Suppose you are interested in examining the fat-free food items in Target. You can quickly screen out the clothing and furniture items by taking a quick look. You may then go to the food department and look at the labels on all the items whether they are fat-free. Some will be, some will not, and a third set you will not be able to establish (maybe they are out of reach...).
You can apply a rate to those unknowns, based on the knowns, multiplying the unknowns by the calculated "fat-free" rate (fat-free/(fat-free + non-fat-free)).
If you want to show a lower fat-free food rate the store, you can compute the fat-free rate as: (fat-free/(fat-free + non-fat-free + clothing & furniture items)). This is bound to be an underestimate since the clothing and food items never went through the same "data collection" process of looking at labels.
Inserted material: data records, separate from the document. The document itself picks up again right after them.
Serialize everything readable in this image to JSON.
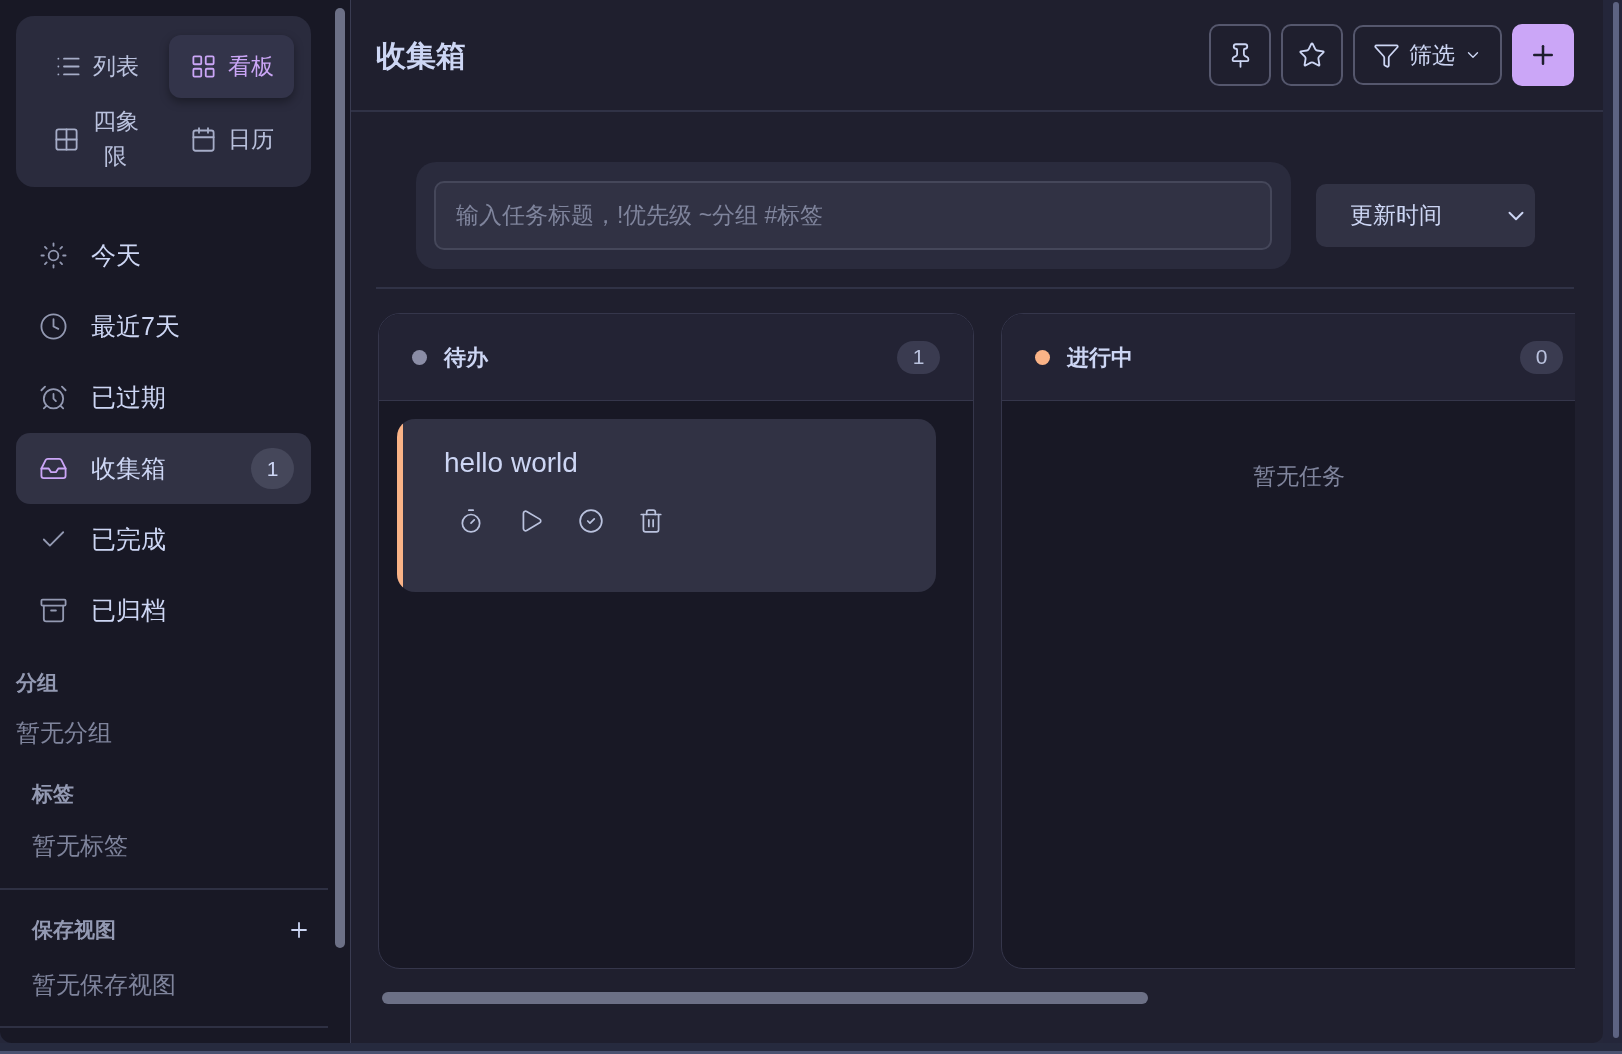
{
  "sidebar": {
    "views": [
      {
        "label": "列表",
        "selected": false
      },
      {
        "label": "看板",
        "selected": true
      },
      {
        "label": "四象限",
        "selected": false
      },
      {
        "label": "日历",
        "selected": false
      }
    ],
    "nav": [
      {
        "label": "今天",
        "selected": false
      },
      {
        "label": "最近7天",
        "selected": false
      },
      {
        "label": "已过期",
        "selected": false
      },
      {
        "label": "收集箱",
        "selected": true,
        "count": "1"
      },
      {
        "label": "已完成",
        "selected": false
      },
      {
        "label": "已归档",
        "selected": false
      }
    ],
    "groups": {
      "title": "分组",
      "empty_text": "暂无分组"
    },
    "tags": {
      "title": "标签",
      "empty_text": "暂无标签"
    },
    "saved_views": {
      "title": "保存视图",
      "empty_text": "暂无保存视图"
    }
  },
  "header": {
    "title": "收集箱",
    "filter": {
      "label": "筛选"
    }
  },
  "quick_add": {
    "placeholder": "输入任务标题，!优先级 ~分组 #标签"
  },
  "sort": {
    "value": "更新时间"
  },
  "columns": [
    {
      "title": "待办",
      "color": "#8b8da6",
      "count": "1",
      "tasks": [
        {
          "title": "hello world",
          "color": "#fab387"
        }
      ]
    },
    {
      "title": "进行中",
      "color": "#fab387",
      "count": "0",
      "empty_text": "暂无任务"
    }
  ]
}
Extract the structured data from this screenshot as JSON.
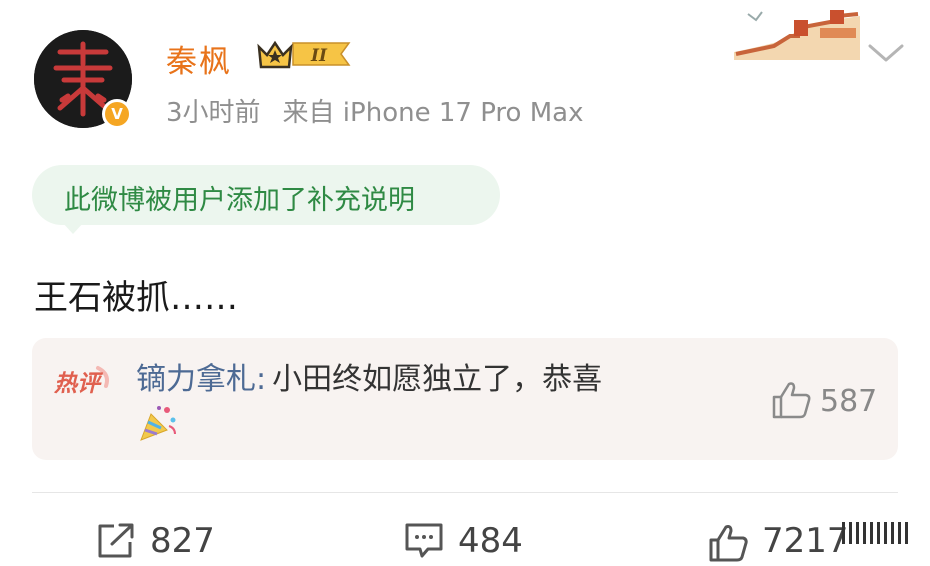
{
  "user": {
    "name": "秦枫",
    "level_badge": "II",
    "verified_badge": "V",
    "time": "3小时前",
    "source": "来自 iPhone 17 Pro Max"
  },
  "note": {
    "text": "此微博被用户添加了补充说明"
  },
  "post": {
    "text": "王石被抓……"
  },
  "hot_comment": {
    "tag": "热评",
    "author": "镝力拿札",
    "colon": ":",
    "text": "小田终如愿独立了，恭喜",
    "likes": "587"
  },
  "actions": {
    "share_count": "827",
    "comment_count": "484",
    "like_count": "7217"
  },
  "colors": {
    "username": "#e8731a",
    "note_green": "#2f8a44",
    "hot_author": "#4d6a94",
    "verified": "#f5a623"
  },
  "icons": {
    "more": "chevron-down-icon",
    "share": "share-icon",
    "comment": "comment-icon",
    "like": "thumbs-up-icon"
  }
}
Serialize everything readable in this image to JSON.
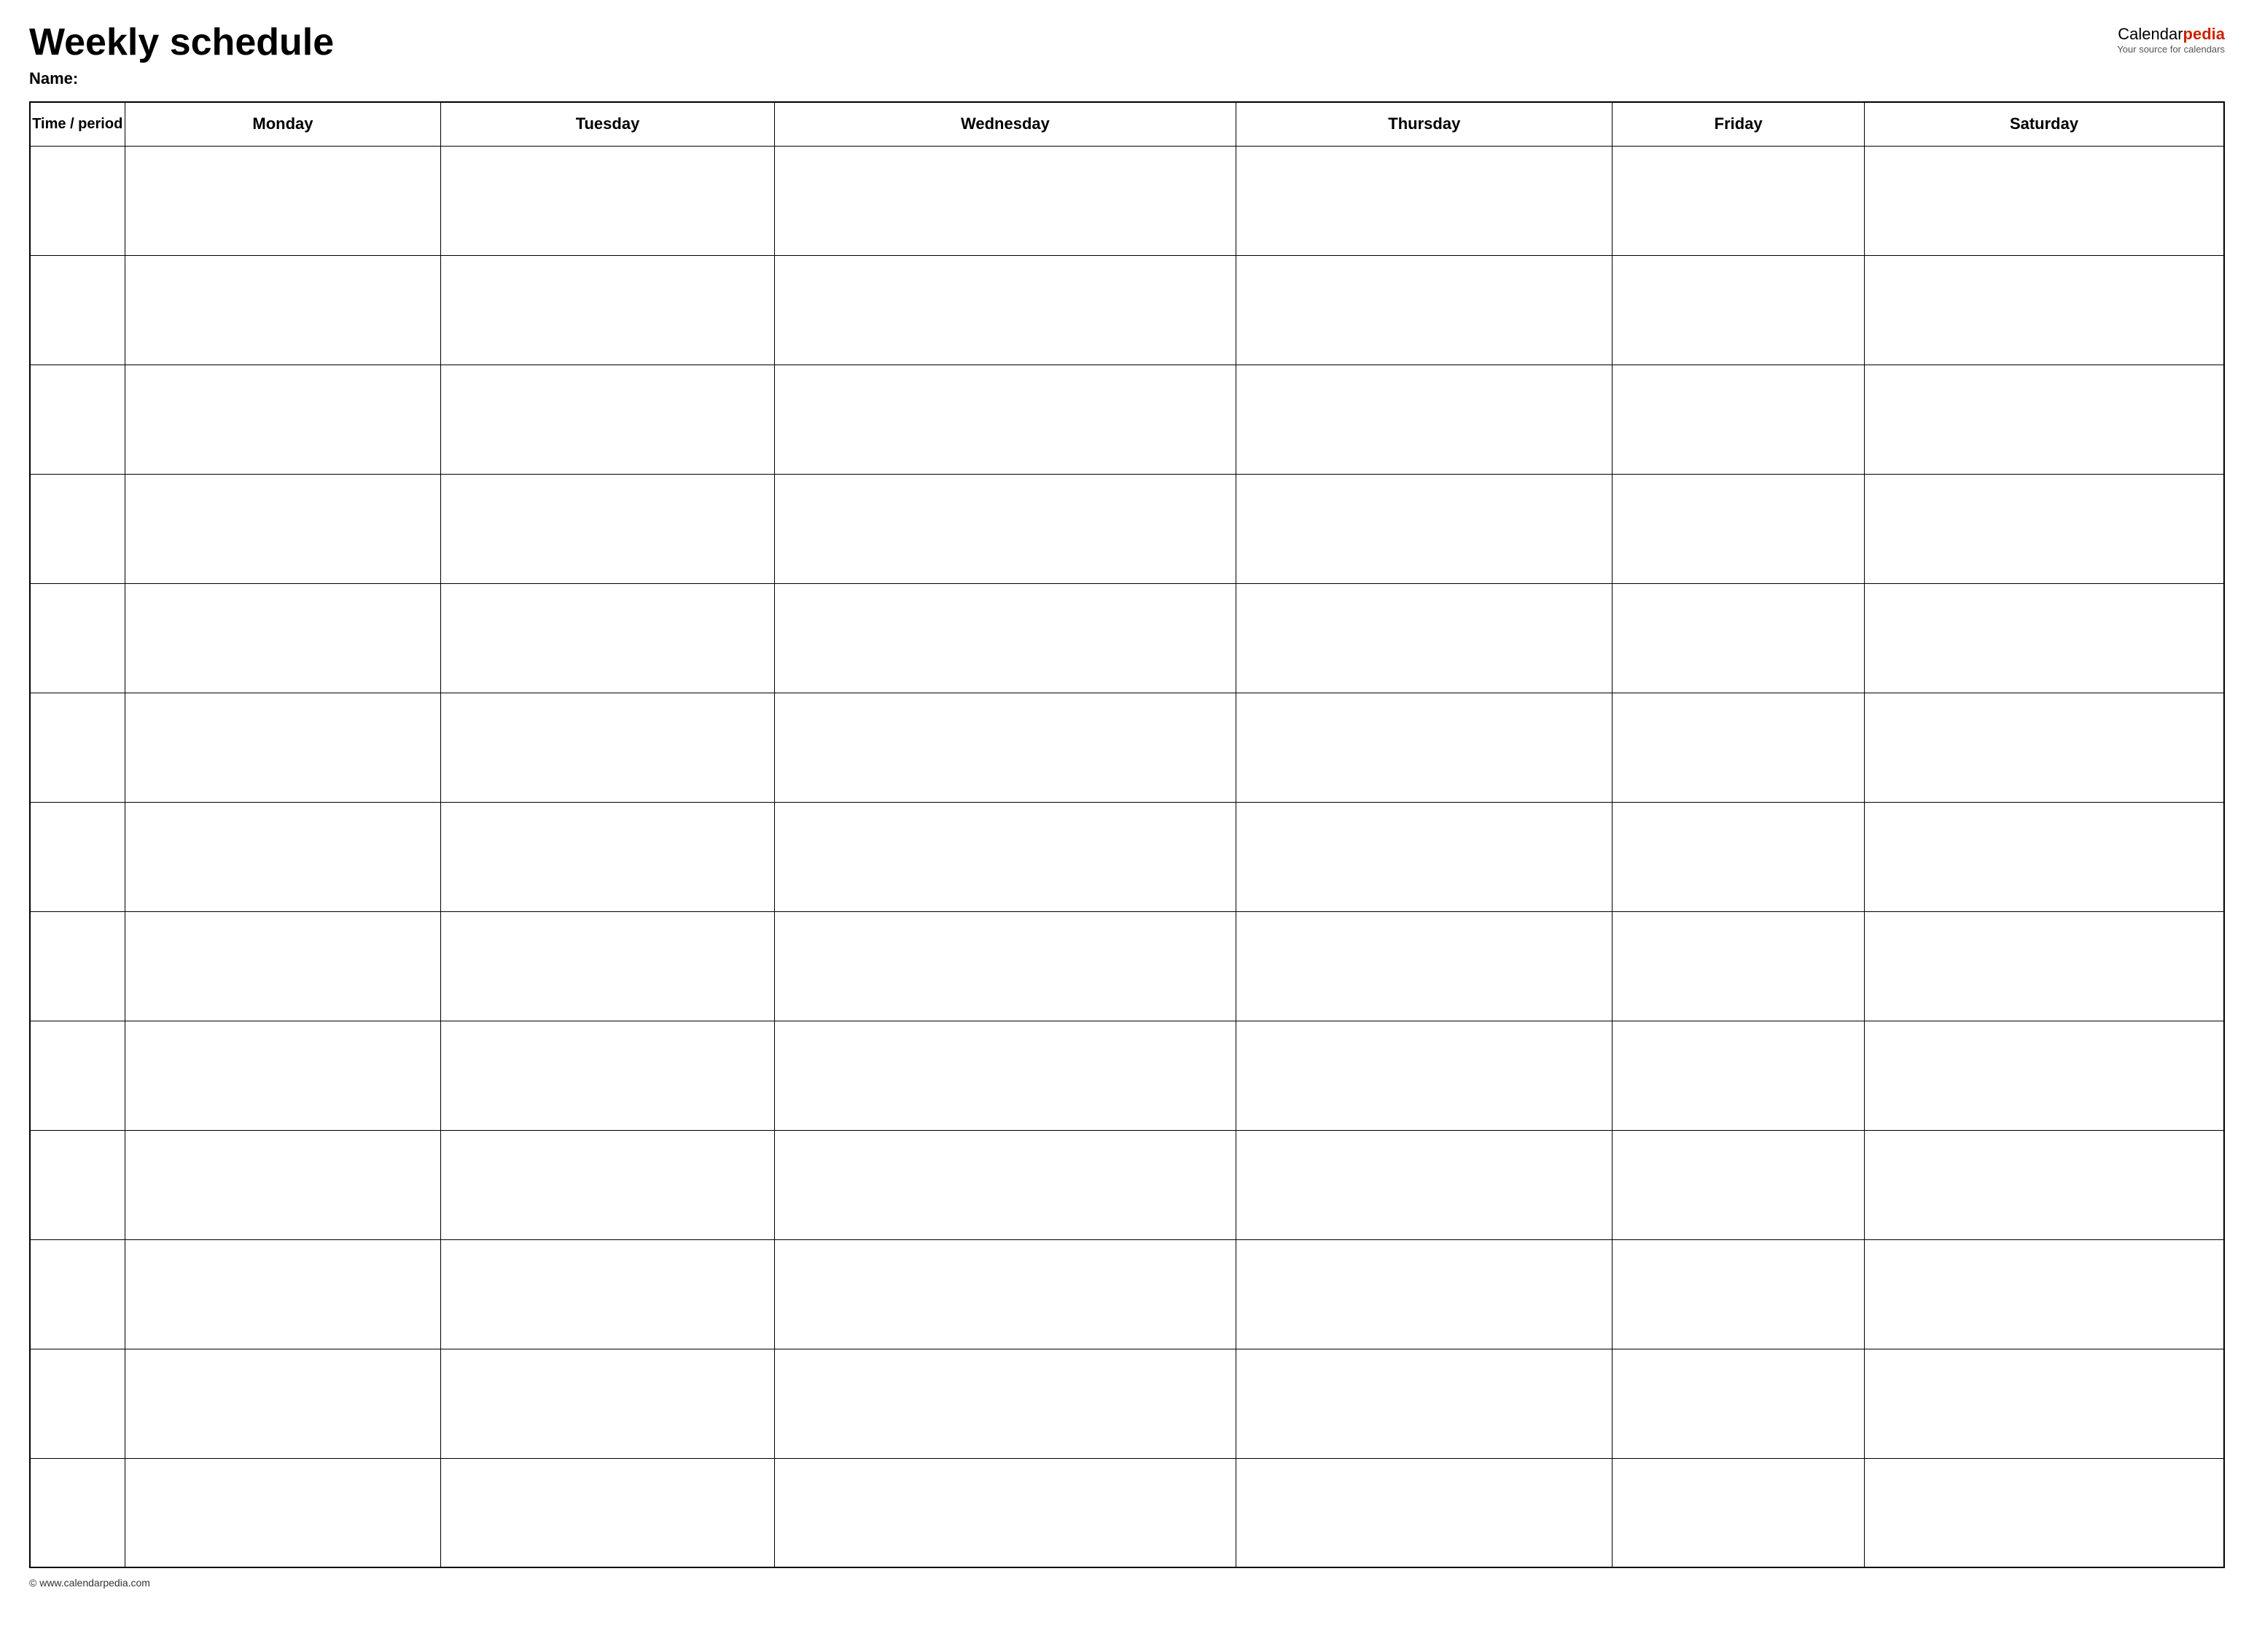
{
  "header": {
    "title": "Weekly schedule",
    "name_label": "Name:",
    "logo_calendar": "Calendar",
    "logo_pedia": "pedia",
    "logo_sub": "Your source for calendars"
  },
  "table": {
    "columns": [
      {
        "id": "time",
        "label": "Time / period"
      },
      {
        "id": "monday",
        "label": "Monday"
      },
      {
        "id": "tuesday",
        "label": "Tuesday"
      },
      {
        "id": "wednesday",
        "label": "Wednesday"
      },
      {
        "id": "thursday",
        "label": "Thursday"
      },
      {
        "id": "friday",
        "label": "Friday"
      },
      {
        "id": "saturday",
        "label": "Saturday"
      }
    ],
    "row_count": 13
  },
  "footer": {
    "url": "© www.calendarpedia.com"
  }
}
Odd example, but not unlike telephone surveys in which we need to calculate an eligibility rate to apply to the numbers that we have not established eligibility. Here, the prescreened out clothing and furniture items are the telephone numbers that prior to data collection have been purged through comparisons against lists of known nonworking and business numbers and possibly by dialing each number and hearing a tri-tone.
AAPOR provides an invaluable standardization of response rates, but unfortunately, does not provide clear guidance on how to calculate this eligibility rate, or "e". In its absence, some telephone surveys use the prescreened numbers in the denominator of "e", only later to apply to cases that have already been prescreened.
Given the very large proportions of telephone numbers that are prescreeened and that end up without established eligibility at the end of data collection, this is a critical aspect of response rates that needs to be addressed and guidelines set forth.